With this, I'm only able to receive URLs and use their variables when they're formed like this:

site.com/variable1/variable2/variable3

But if I would do this:

site.com/variable1/variable2/variable3/variable4

$att4 won't be assigned "variable4", of course. So, what I'm wondering is if there is some way for .htaccess to do this for me - to allow infinite (or whatever the limit of query variables is) amounts of query variables in a pretty URL kind of way?
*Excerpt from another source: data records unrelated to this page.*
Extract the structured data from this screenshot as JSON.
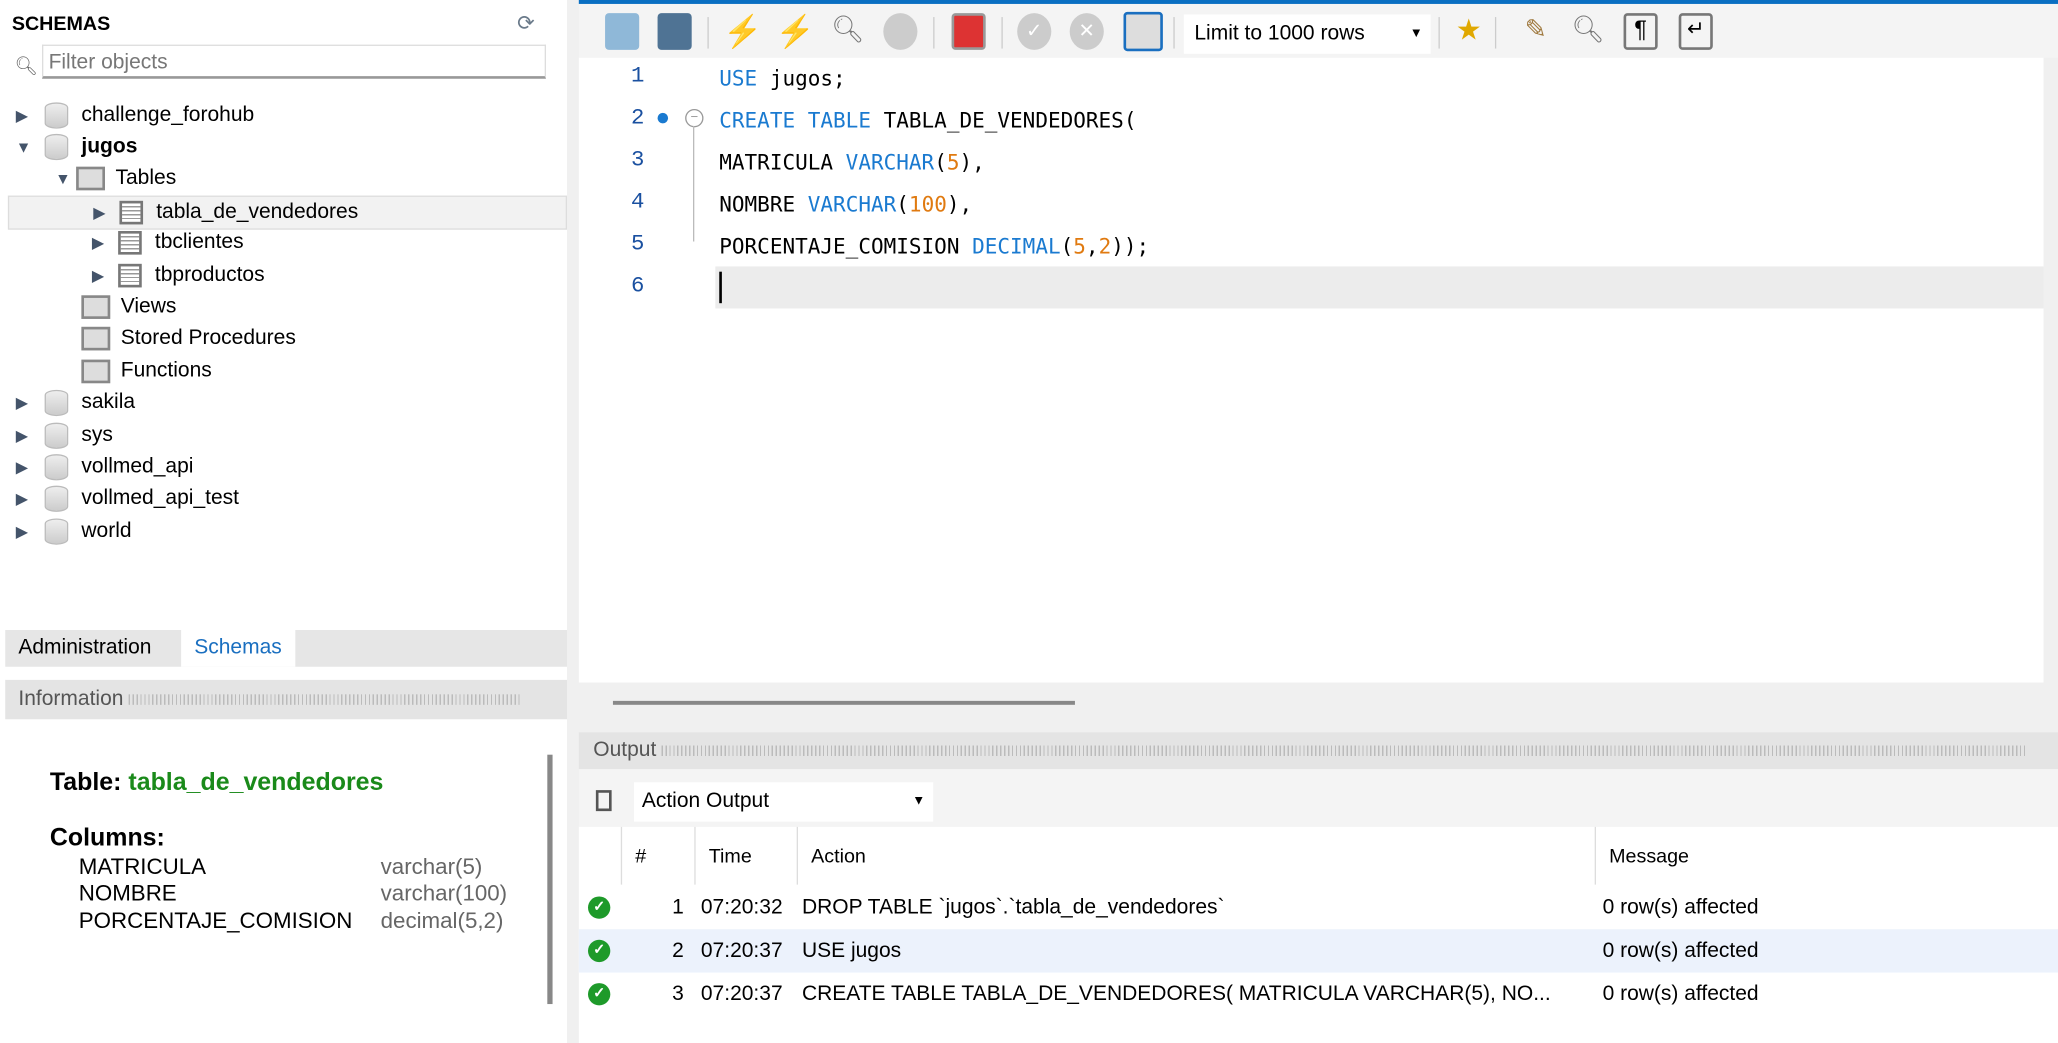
{
  "sidebar": {
    "title": "SCHEMAS",
    "filter_placeholder": "Filter objects",
    "tree": {
      "challenge_forohub": "challenge_forohub",
      "jugos": "jugos",
      "tables": "Tables",
      "t1": "tabla_de_vendedores",
      "t2": "tbclientes",
      "t3": "tbproductos",
      "views": "Views",
      "procs": "Stored Procedures",
      "funcs": "Functions",
      "sakila": "sakila",
      "sys": "sys",
      "vollmed_api": "vollmed_api",
      "vollmed_api_test": "vollmed_api_test",
      "world": "world"
    },
    "tabs": [
      "Administration",
      "Schemas"
    ]
  },
  "info": {
    "header": "Information",
    "table_label": "Table:",
    "table_name": "tabla_de_vendedores",
    "columns_label": "Columns:",
    "columns": [
      {
        "name": "MATRICULA",
        "type": "varchar(5)"
      },
      {
        "name": "NOMBRE",
        "type": "varchar(100)"
      },
      {
        "name": "PORCENTAJE_COMISION",
        "type": "decimal(5,2)"
      }
    ]
  },
  "toolbar": {
    "limit": "Limit to 1000 rows"
  },
  "editor": {
    "line_numbers": [
      "1",
      "2",
      "3",
      "4",
      "5",
      "6"
    ],
    "lines": [
      [
        [
          "kw",
          "USE"
        ],
        [
          "plain",
          " jugos;"
        ]
      ],
      [
        [
          "kw",
          "CREATE TABLE"
        ],
        [
          "plain",
          " TABLA_DE_VENDEDORES("
        ]
      ],
      [
        [
          "plain",
          "MATRICULA "
        ],
        [
          "kw",
          "VARCHAR"
        ],
        [
          "plain",
          "("
        ],
        [
          "num",
          "5"
        ],
        [
          "plain",
          "),"
        ]
      ],
      [
        [
          "plain",
          "NOMBRE "
        ],
        [
          "kw",
          "VARCHAR"
        ],
        [
          "plain",
          "("
        ],
        [
          "num",
          "100"
        ],
        [
          "plain",
          "),"
        ]
      ],
      [
        [
          "plain",
          "PORCENTAJE_COMISION "
        ],
        [
          "kw",
          "DECIMAL"
        ],
        [
          "plain",
          "("
        ],
        [
          "num",
          "5"
        ],
        [
          "plain",
          ","
        ],
        [
          "num",
          "2"
        ],
        [
          "plain",
          "));"
        ]
      ],
      []
    ]
  },
  "output": {
    "header": "Output",
    "selector": "Action Output",
    "columns": [
      "#",
      "Time",
      "Action",
      "Message"
    ],
    "rows": [
      {
        "n": "1",
        "time": "07:20:32",
        "action": "DROP TABLE `jugos`.`tabla_de_vendedores`",
        "message": "0 row(s) affected"
      },
      {
        "n": "2",
        "time": "07:20:37",
        "action": "USE jugos",
        "message": "0 row(s) affected"
      },
      {
        "n": "3",
        "time": "07:20:37",
        "action": "CREATE TABLE TABLA_DE_VENDEDORES( MATRICULA VARCHAR(5), NO...",
        "message": "0 row(s) affected"
      }
    ]
  }
}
I hope I've made myself clear.

Grateful for answers!

jdMorgan

11:10 pm on Mar 29, 2007 (gmt 0)

WebmasterWorld Senior Member 10+ Year Member



Simple answer: No, there's no simple way to do it.

However, if you have server configuration (httpd.conf, conf.d, etc.) access, you can define and use a RewriteMap in mod_rewrite to call a PERL script to do this for you if that is easier overall than writing individual rules. For efficiency's sake, you may want to 'tag' the URLs which should be processed using this method, so that the RewriteMapped script is only invoked when necessary. For example, create another pseudo-directory level, and have URLs in this form: example.com/map_this/name1/value1/name2/value2

In this way, mod_rewrite can look for the "map_this" part of the URL, and only invoke the RewriteMap (and the script) for URLs where "map_this" is the top-level directory. Of course, you can change "map_this" to any string you prefer, as long as it is unique.

Jim

Kaerigan

6:23 pm on Apr 1, 2007 (gmt 0)

10+ Year Member



Ok, I see...

I found something that kind of did what I wanted. This is actually taken from CakePHP, since I was wondering how they did their pretty urls, and here's the answer:

RewriteRule ^(.*)$ index.php?url=$1 [QSA,L]

Then, I guess the URL gets chopped up and stuff happens.